Replaying captured data streams

pbonte commented 1 year ago

Pitch

As many applications are using data streams, a way to easily replay captured streams is necessary for demoing purposes, scalability testing or data recovery. Replaying allows to mimic the real-time behaviour of data streams, even though the data is historical data. A replayer is a crucial component to showcase how our solutions can process live data streams and how they can handle different data rates. The DAHCC dataset will be used as example to replay the data.

Desired solution

The replayer should be able to read a number of files, and stream out the events described in each file. To facility performance and scalability testing, the rates and number of streams should be configurable.

Acceptance criteria

The replayer should be a library that allows to:

read multiple files or directory,
stream out the result, possible using multiple output streams (configurable)
configure the replay frequency, i.e. how fast the events should be streamed out,
configure burst in the replay frequency, i.e. a certain times the event rate rises drastically to mimic high load/usage periods
assign new time stamps to the replayed events(the property should be configurable)
configure the event shape (to know which triples belong to each event)
Optionally first map raw data, e.g.

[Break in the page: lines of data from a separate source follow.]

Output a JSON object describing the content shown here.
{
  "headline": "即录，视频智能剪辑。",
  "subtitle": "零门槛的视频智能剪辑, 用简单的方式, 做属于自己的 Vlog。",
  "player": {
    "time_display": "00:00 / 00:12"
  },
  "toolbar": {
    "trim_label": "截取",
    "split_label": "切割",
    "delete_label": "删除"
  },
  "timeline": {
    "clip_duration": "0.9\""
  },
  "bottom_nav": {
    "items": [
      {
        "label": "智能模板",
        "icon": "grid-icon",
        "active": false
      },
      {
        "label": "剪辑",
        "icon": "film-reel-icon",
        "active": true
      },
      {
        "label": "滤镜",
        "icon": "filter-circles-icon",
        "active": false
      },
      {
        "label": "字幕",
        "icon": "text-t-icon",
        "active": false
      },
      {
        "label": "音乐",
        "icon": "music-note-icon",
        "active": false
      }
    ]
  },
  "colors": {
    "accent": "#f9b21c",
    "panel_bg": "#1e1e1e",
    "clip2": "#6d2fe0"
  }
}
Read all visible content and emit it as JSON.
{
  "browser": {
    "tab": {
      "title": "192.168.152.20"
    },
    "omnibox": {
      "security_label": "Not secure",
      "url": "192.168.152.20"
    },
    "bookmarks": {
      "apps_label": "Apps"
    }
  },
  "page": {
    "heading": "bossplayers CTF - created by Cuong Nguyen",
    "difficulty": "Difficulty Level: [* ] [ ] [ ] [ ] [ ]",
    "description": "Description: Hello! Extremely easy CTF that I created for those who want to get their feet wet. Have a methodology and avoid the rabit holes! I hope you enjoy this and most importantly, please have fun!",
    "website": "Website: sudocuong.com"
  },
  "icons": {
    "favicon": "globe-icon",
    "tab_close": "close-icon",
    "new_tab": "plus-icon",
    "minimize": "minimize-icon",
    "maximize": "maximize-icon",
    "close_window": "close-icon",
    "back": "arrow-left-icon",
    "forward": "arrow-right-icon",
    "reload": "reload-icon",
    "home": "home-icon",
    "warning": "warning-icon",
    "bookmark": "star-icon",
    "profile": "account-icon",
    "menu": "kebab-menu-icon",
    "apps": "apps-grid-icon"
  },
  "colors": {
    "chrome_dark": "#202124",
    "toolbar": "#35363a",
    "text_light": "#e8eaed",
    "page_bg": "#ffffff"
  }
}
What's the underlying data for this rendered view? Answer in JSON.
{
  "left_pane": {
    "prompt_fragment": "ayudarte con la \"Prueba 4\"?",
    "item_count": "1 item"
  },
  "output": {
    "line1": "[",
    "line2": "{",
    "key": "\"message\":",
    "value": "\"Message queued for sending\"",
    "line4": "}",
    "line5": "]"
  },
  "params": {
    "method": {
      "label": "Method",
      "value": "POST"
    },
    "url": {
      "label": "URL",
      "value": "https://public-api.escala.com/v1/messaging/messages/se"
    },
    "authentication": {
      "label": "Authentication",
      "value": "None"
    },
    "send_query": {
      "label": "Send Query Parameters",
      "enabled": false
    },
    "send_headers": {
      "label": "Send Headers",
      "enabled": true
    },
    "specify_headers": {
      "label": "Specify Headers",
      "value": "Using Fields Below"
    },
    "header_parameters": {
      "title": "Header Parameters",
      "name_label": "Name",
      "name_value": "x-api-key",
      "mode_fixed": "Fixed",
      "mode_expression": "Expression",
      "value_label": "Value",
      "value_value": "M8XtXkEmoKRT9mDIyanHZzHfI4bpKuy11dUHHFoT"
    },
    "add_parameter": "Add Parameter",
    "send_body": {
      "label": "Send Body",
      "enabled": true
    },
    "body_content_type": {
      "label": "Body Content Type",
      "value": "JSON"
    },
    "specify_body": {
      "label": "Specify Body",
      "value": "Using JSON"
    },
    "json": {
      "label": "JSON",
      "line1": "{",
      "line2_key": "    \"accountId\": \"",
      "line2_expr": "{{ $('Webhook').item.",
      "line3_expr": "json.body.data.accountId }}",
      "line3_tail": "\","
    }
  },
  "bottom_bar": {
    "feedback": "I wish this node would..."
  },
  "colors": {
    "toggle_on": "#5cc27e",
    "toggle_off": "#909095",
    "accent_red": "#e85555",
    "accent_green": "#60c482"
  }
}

CSV, to RDF

Scenarios

This is part of a larger scenario

bjdmeest commented 1 year ago

@s-minoo this feels related to your rmlstreamer benchmark, can you give some pointers?

s-minoo commented 1 year ago

Yes! I wrote a data streamer/replayer in rust which will consume the historical data, and replay them with workload characteristics: periodic burst, constant rate, etc...

If you want to apply it to this challenge, take a look at the two traits of the datastreamer-rust: 1) Publisher: Responsible for inducing the data stream characteristics: periodic burst, constant rate, etc... 2) Processor: Responsible for parsing the historical data and appending timestamps to the records

Of course, with current implementation, there's quite a few limits that I can think of right now:

Can only use a scaling factor to change stream rate
Cannot stream according to the timestamps provided inside the historical data: (will need coordination between the publisher and the processor traits)
Will need to change the main.rs for new processors, and publishers (a refactoring needed to dynamically load processors and publishers)